Can you introduce something to remove or reduce the effect of a failure? A Plan B or remove the problem altogether?

FMEA Benefits

They then shared some of the benefits of FMEA.

Pencom said, “It is the backbone of any procedure and can help reduce frantic panics and be strategically prepared for any challenges.”

Scheller said, “There's lots! The biggest ones are catching problems before they materialize and therefore saving energy and funds with preventative measures, as well as preparing for when chaos and problems do come up and therefore organizing a better response to them.

Rusine replied, “+ 1 here! We love this answer, Anna. Preparation is the key.”

Packer replied, “The FMEA process is to identify issues before they happen so you can make suitable changes to mitigate risk. Many solutions are small and simple to do. I also would say that often there is nothing you can do but you are aware of the issues.

Tabasso said, “Address problems before they occur instead of after. Proactive vs. reactive.

Host Packer said, “There are numerous benefits from conducting FMEA in your business processes:

  • Improve product/process reliability and quality.
  • Increase customer satisfaction.
  • Early identification and elimination of potential product/process failure modes
  • Prioritize product/process deficiencies.
  • Capture engineering/organization knowledge
  • Emphasizes problem prevention.
  • Documents risk and actions taken to reduce risk.
  • Provide focus for improved testing and development.
  • Minimizes late changes and associated cost.
  • Catalyst for teamwork and idea exchange between functions.


How Long is the FMEA Process

The chat then shared how long it takes FMEA to expedite.

Austin said, “I have no clue.

Rusine agreed, “We're going to wait for the expert's answer here.”

Host Packer replied, “A Good answer Kirsten. I delivered an FMEA project for an engineering company I worked for back in the 90's They had 700 employees and were based out of 9 sites. It took us 3 months to go through everything and we saved the company £000's and made us more efficient and effective. The project continued after this but was much less onerous occupying a few days a month.

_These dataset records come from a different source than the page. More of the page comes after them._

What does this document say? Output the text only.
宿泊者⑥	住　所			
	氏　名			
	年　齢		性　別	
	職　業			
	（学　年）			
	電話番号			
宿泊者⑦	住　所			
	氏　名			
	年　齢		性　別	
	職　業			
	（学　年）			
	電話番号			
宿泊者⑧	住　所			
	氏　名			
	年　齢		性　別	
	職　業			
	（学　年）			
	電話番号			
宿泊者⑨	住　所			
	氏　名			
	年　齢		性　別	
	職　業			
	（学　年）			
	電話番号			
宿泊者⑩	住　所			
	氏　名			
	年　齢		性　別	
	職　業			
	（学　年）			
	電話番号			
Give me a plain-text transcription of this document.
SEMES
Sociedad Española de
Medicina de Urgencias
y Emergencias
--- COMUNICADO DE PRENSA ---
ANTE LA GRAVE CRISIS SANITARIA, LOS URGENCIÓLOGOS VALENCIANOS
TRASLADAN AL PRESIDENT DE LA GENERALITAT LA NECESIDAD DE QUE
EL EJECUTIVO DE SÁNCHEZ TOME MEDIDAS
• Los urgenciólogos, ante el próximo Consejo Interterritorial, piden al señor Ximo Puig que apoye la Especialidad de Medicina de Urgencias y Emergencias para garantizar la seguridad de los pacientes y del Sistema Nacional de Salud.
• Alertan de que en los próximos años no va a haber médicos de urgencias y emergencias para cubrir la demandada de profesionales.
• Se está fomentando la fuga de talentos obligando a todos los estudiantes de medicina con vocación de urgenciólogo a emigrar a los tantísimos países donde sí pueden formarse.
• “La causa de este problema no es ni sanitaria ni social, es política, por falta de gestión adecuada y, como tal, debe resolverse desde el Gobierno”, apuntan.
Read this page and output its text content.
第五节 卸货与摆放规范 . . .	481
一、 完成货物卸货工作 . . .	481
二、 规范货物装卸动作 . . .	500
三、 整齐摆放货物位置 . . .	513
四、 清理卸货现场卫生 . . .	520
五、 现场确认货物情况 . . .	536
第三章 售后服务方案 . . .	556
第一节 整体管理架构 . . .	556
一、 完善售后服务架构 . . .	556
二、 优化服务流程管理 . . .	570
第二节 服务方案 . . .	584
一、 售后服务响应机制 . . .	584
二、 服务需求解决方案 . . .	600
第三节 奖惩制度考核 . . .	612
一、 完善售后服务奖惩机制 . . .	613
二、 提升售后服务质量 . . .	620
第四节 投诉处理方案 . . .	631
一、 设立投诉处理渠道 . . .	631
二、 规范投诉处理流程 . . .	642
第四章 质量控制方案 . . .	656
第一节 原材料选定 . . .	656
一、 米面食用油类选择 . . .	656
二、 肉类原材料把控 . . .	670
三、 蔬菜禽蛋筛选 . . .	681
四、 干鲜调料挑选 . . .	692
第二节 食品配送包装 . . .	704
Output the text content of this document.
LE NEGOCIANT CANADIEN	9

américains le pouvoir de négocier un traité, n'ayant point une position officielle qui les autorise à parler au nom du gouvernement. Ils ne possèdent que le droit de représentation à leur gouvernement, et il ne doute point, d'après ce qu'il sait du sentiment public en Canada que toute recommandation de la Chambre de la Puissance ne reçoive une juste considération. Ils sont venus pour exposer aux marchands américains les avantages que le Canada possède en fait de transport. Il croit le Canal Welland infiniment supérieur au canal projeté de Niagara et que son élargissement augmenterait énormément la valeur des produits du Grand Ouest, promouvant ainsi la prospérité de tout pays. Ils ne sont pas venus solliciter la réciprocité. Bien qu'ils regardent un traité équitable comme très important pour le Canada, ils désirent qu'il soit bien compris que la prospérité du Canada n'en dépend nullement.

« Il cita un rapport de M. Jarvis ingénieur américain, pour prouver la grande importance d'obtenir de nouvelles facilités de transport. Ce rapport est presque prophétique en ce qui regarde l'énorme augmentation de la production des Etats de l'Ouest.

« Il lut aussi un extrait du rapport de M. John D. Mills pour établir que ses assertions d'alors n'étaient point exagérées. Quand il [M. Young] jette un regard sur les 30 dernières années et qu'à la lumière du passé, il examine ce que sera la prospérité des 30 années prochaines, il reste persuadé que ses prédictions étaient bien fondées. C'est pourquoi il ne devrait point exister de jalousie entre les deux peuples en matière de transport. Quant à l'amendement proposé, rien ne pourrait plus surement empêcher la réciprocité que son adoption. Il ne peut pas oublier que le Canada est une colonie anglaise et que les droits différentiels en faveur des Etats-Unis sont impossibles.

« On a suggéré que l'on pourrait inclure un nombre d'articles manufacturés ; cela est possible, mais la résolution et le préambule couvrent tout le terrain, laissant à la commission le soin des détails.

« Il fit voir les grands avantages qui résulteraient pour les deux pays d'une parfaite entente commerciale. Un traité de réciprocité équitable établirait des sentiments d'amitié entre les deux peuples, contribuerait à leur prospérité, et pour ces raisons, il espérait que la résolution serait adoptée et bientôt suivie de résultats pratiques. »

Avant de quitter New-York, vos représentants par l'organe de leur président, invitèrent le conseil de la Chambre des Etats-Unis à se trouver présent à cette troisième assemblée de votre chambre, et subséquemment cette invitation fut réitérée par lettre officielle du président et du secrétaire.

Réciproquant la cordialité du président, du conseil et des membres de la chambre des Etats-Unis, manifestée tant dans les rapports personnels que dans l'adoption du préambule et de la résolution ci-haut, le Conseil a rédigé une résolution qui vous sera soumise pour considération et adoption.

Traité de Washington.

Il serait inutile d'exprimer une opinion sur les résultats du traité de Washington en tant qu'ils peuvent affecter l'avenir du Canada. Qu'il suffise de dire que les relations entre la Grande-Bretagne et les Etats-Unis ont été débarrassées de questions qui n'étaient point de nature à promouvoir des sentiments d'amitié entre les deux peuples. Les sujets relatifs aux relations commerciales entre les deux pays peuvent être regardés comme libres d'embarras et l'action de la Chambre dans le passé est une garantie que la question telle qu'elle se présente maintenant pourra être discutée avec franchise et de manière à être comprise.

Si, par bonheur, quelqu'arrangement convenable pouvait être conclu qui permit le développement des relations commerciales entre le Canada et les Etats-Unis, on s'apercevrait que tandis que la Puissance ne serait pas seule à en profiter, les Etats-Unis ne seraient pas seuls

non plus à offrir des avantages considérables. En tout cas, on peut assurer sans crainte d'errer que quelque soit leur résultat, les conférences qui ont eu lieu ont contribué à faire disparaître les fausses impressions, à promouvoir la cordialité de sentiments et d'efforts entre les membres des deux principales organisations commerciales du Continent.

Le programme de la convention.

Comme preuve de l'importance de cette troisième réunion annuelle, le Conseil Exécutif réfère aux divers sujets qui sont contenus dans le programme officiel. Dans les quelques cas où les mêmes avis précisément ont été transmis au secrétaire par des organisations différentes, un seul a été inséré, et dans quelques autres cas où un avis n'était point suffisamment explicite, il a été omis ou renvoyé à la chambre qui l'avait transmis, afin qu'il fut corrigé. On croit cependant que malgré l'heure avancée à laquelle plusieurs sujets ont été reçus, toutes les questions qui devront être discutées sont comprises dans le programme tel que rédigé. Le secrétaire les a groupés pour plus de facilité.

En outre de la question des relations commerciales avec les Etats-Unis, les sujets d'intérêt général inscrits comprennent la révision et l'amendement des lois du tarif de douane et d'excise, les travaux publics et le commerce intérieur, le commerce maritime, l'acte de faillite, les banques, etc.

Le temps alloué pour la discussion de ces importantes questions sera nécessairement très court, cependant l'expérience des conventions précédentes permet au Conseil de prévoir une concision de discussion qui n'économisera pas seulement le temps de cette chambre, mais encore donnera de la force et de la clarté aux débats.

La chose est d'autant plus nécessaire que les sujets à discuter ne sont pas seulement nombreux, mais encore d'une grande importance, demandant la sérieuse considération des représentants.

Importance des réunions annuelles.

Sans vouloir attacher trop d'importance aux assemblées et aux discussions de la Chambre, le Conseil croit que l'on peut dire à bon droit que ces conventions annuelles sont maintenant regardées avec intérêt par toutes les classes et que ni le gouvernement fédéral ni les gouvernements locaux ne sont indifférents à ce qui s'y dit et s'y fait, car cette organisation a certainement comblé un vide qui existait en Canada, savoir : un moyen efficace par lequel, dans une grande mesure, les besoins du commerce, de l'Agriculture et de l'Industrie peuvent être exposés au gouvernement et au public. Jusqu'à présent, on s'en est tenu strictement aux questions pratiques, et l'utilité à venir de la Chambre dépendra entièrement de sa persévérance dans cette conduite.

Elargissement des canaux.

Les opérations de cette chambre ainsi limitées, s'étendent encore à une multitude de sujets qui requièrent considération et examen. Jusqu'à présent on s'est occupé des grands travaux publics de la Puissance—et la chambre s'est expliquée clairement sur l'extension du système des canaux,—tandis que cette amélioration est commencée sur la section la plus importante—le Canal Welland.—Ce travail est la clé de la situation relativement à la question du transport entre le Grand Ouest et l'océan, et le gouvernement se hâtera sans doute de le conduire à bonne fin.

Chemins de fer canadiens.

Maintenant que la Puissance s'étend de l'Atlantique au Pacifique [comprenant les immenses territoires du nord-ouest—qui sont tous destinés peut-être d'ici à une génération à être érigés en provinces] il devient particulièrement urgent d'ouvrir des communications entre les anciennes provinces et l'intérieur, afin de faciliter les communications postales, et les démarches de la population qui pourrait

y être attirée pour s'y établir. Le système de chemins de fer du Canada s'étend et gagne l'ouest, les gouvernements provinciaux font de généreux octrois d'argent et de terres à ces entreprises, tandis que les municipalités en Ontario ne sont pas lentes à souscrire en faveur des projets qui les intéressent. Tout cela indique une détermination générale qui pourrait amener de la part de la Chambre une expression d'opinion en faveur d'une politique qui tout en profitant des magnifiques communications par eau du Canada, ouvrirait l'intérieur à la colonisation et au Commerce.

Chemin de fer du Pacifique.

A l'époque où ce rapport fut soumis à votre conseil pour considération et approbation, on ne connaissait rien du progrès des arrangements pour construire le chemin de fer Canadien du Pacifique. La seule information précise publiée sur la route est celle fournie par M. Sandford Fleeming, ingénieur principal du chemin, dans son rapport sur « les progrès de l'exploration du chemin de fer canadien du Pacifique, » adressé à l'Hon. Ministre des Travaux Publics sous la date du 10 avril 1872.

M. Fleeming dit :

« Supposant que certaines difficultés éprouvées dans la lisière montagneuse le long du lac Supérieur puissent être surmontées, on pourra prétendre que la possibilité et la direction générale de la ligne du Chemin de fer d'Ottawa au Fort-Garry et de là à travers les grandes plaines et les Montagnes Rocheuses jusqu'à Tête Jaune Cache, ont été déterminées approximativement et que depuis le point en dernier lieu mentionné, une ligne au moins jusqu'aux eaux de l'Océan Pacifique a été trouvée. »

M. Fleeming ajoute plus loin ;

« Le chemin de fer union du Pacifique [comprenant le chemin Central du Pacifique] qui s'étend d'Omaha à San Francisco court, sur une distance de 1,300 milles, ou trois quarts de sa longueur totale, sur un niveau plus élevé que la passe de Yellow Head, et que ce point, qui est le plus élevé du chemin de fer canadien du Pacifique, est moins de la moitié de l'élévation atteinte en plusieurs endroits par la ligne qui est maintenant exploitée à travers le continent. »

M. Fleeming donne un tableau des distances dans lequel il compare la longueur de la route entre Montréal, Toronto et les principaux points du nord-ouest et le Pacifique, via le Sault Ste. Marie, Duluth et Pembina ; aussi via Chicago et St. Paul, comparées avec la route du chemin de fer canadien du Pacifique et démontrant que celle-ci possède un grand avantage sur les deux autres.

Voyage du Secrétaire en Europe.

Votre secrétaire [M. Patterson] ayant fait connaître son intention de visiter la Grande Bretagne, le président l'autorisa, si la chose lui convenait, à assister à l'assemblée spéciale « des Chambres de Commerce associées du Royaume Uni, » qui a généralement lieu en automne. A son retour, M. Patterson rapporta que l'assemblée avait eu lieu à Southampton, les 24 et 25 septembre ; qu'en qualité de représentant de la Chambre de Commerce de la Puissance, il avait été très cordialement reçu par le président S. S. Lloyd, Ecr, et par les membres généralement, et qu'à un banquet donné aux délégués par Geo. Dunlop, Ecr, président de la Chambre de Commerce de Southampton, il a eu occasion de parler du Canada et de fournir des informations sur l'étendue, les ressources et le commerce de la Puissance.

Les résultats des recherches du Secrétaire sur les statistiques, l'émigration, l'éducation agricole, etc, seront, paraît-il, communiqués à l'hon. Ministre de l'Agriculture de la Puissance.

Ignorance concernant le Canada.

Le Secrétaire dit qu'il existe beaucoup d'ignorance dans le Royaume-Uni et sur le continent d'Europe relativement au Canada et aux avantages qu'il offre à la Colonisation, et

Pencom said, “I think this would depend on the severity of the issue and the structure of the company. But I hope it doesn't take too long...

Host Packer replied, “It is dependent on the size of the company, number of stages in a process and the number of processes involved.”

Tabasso said, “depends on the complexity of the system and the product. Hours to days.

Host, Packer replied, “Keep a record of everything and revisit every few months to take into account any new technologies or suppliers that become available.”

Scheller said, “I'd imagine it really depends on the size of the company. Smaller companies are going to be able to pivot and adjust and asses far more quickly than larger companies.

Host Packer said, “Conducting an FMEA on your entire business can take months. A full business FMEA is achieved by breaking each part of the business down into manageable chunks with each department dealing with their own section of the process. You will need a leader to oversee the process with each department carrying out their FMEA work in parallel. This will reduce time scales to weeks. Regular meetings between departments will also improve transition times between said departments.

Your FMEA is a living document and should be reviewed annually to look for further improvements as innovative technologies and processes become available.

With the development of AI, the process can speed up so eventually your business will benefit from the incremental improvements achieved.

By involving all those in the business, they become invested in the process making FMEA a core competency with all your employees.”